Which? asked DNSRF to check industry blocklists, listing websites reported to have hosted illegal content, in which it found that over 2,000 URLs contained UK bank brands. The affected banks were Barclays, HSBC, Halifax, Lloyds, Monzo, Nationwide, NatWest, Santander, as well as Starling.
Most sites appeared to be obvious attempts to lead bank customers astray. Across two blocklists, the words Santander and Barclays appeared most often. In recent years, Which? has repeatedly warned about phishing scams using Santander branding, a popular target for impersonation by fraudsters.
Rocio Concha, director of policy and advocacy at Which?, commented: “It’s hugely concerning that thousands of banking copycat websites were reported in a single year – potentially leaving millions of consumers exposed to fraudulent content online.
“Consumers who are just trying to bank online should not have to shoulder the responsibility of reporting scam sites and chasing domain registrars to take them down.
“Domain registrars have a much bigger role to play in the fight against online fraud. With an election just around the corner, the next government must make fighting fraud a national priority, and place new legal duties on these companies to prevent scammers from setting up these fraudulent copycat websites.”
Are these copycats just the tip of the iceberg?

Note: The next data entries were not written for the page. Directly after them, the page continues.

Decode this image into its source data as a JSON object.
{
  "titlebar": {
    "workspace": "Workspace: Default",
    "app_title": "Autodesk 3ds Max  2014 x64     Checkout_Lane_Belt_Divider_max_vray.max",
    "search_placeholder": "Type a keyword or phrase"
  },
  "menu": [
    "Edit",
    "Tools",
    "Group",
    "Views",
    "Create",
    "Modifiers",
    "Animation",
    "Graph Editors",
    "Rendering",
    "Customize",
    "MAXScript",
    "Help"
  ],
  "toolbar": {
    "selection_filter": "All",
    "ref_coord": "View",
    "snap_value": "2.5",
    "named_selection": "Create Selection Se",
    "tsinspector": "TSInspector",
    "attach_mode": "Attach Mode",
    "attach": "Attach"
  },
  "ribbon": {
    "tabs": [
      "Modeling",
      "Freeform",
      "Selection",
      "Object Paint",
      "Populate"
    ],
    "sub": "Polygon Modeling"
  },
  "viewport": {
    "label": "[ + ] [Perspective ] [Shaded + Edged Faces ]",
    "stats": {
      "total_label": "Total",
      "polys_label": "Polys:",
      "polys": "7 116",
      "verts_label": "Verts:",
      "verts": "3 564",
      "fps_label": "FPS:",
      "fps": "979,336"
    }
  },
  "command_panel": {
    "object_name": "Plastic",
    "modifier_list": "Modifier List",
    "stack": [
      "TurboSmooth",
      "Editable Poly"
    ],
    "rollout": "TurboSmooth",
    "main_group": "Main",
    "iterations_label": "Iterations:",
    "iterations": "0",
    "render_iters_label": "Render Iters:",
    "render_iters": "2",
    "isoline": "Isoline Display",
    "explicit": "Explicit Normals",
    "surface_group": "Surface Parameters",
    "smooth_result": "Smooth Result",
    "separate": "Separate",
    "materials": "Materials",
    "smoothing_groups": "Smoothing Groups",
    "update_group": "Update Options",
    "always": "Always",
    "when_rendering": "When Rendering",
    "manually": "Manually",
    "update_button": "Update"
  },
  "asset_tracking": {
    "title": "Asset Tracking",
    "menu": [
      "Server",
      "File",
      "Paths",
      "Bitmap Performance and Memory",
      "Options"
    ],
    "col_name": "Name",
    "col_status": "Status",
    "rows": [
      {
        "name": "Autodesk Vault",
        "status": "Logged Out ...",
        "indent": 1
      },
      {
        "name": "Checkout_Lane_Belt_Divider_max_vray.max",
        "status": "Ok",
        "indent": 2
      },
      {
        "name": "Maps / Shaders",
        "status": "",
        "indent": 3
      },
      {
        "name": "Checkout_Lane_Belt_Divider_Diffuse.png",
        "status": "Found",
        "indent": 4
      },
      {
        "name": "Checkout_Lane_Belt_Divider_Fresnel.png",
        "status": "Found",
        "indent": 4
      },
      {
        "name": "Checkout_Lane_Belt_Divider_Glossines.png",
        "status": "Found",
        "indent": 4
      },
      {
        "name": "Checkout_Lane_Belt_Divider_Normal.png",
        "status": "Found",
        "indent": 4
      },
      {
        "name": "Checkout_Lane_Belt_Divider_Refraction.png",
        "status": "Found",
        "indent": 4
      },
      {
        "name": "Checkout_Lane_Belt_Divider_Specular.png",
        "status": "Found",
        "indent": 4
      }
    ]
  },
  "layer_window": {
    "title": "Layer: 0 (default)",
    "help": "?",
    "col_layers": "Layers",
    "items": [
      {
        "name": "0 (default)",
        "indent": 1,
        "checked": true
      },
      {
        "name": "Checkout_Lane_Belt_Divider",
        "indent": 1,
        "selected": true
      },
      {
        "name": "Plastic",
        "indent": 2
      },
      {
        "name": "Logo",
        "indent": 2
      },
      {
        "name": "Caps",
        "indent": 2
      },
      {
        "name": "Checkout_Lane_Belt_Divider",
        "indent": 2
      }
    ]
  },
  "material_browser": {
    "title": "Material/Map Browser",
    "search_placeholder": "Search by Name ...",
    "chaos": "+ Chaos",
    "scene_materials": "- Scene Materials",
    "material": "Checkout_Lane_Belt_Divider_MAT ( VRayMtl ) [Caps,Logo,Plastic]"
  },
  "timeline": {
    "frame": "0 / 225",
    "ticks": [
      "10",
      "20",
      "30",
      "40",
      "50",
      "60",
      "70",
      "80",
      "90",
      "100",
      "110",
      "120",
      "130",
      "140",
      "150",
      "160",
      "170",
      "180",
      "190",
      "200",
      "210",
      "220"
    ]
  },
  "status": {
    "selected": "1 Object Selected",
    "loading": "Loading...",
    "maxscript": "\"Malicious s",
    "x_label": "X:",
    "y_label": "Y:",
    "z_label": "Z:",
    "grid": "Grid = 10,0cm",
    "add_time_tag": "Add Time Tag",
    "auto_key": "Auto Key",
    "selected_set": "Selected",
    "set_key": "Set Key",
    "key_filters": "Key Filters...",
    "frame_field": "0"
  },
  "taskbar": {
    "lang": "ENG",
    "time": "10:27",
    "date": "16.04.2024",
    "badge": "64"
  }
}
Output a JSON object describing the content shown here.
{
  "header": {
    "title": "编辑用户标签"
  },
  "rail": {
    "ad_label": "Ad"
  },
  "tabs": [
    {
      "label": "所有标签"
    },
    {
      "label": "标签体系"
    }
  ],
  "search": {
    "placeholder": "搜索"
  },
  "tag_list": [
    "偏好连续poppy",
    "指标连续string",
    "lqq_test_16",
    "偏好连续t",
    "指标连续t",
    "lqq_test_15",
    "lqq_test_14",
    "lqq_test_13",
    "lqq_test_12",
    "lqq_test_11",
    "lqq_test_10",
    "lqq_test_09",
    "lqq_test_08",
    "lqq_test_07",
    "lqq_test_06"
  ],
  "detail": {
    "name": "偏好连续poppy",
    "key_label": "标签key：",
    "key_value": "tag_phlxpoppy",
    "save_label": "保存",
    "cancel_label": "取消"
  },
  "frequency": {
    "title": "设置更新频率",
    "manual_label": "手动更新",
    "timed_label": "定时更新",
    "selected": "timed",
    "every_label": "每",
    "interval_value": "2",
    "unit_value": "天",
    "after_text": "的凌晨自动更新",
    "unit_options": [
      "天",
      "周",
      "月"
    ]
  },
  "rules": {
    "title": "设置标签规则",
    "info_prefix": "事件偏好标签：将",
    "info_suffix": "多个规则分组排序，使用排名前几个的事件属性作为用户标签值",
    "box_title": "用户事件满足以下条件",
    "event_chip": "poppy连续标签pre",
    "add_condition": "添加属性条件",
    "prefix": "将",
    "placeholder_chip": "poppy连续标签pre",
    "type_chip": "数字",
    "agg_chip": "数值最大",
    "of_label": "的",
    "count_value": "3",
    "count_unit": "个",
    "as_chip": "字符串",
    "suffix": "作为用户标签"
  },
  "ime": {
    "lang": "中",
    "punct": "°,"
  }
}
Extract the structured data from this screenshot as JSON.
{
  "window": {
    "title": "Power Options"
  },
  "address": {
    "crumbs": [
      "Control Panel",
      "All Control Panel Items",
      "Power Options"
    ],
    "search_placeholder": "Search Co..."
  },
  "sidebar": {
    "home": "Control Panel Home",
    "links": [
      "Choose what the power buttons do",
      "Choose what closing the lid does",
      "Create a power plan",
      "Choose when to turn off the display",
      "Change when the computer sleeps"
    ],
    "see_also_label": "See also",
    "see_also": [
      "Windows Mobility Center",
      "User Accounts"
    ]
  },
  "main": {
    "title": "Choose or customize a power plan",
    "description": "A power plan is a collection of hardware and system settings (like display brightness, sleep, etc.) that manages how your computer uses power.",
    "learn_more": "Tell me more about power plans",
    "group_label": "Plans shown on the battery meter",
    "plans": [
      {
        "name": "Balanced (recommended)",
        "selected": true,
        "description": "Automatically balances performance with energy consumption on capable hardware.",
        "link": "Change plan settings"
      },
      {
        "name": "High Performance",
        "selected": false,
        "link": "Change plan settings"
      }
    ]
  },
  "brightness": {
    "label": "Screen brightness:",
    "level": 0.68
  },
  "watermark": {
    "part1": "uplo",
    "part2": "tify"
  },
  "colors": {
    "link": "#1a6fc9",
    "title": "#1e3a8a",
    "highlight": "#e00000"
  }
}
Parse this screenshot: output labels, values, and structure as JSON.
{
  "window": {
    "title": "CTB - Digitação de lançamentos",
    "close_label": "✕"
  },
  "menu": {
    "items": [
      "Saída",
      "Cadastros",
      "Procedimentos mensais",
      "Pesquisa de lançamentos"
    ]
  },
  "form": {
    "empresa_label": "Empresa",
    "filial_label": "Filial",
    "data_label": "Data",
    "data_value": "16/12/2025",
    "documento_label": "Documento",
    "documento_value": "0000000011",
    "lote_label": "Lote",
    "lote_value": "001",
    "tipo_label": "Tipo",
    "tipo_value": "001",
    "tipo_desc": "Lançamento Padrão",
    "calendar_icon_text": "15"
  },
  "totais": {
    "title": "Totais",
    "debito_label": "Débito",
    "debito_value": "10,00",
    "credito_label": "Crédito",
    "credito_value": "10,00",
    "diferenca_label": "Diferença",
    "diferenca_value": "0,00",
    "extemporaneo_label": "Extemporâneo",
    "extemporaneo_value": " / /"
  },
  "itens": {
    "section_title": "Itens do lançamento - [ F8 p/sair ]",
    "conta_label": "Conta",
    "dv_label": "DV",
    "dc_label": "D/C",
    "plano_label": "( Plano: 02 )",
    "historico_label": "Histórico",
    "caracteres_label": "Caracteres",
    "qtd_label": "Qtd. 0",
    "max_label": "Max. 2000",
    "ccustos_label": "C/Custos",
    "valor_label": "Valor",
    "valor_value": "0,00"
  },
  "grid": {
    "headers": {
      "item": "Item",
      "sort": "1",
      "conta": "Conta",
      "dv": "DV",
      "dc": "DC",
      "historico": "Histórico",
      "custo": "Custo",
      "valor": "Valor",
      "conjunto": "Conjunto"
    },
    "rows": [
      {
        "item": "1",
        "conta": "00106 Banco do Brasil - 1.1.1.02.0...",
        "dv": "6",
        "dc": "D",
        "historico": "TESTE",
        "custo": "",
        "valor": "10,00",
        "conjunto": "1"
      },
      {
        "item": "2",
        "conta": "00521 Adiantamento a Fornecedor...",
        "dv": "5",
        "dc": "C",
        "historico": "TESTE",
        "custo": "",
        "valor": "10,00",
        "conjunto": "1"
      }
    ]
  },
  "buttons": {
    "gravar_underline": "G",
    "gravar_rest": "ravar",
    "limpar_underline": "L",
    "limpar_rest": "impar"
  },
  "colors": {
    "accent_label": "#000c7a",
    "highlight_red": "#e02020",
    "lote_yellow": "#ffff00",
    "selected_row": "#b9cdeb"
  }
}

Which? has warned that the data is inexact and that it couldn’t check if each site was genuinely fraudulent or intended to impersonate the banks in question, as web hosting companies or scammers themselves had already taken them down.
However, it is also possible that many copycat websites were missed, because they were not on blocklists. Some sites are only active for days or even hours before fraudsters wipe the content and abandon it.
The consumer champion also asked more than 1,200 of its members in January 2024 how much they knew about copycat banking sites. When asked if they had ever unwittingly entered their details into such websites, two per cent thought they had, while a further three per cent were unsure.
The vast majority of our respondents were able to identify that strange or unofficial-looking web addresses, poor spelling and grammar were hallmarks of a scam site. However, these signs may begin to appear less and less as scammers begin to utilise AI to reduce the number of typos and improve grammar.
Combatting copycats
Only 27 per cent knew they could use a domain lookup service such as who.is to see when the owner registered a site. Doing this can enable consumers to spot a brand-new website masquerading as a long-established bank.
Which?’s research highlights that domain registrars have a much bigger role to play in the fight against online fraud. To set up a copycat website, fraudsters need to use a domain registrar and to take one down, consumers and businesses need to contact a web hosting company. Despite the fact that many companies operate as both, the industry continues to self-regulate.
Which? found that the approach to reports of scam sites is not uniform and also varies enormously between companies. Some quickly remove copycat websites, while others do not even respond to reports. The UK government is currently consulting on new powers to seize domains used for criminal purposes.
With limited time to introduce legislation before the next election, Which? is calling on the next government to place a duty on domain registrars to prevent scammers from setting up these fraudulent websites.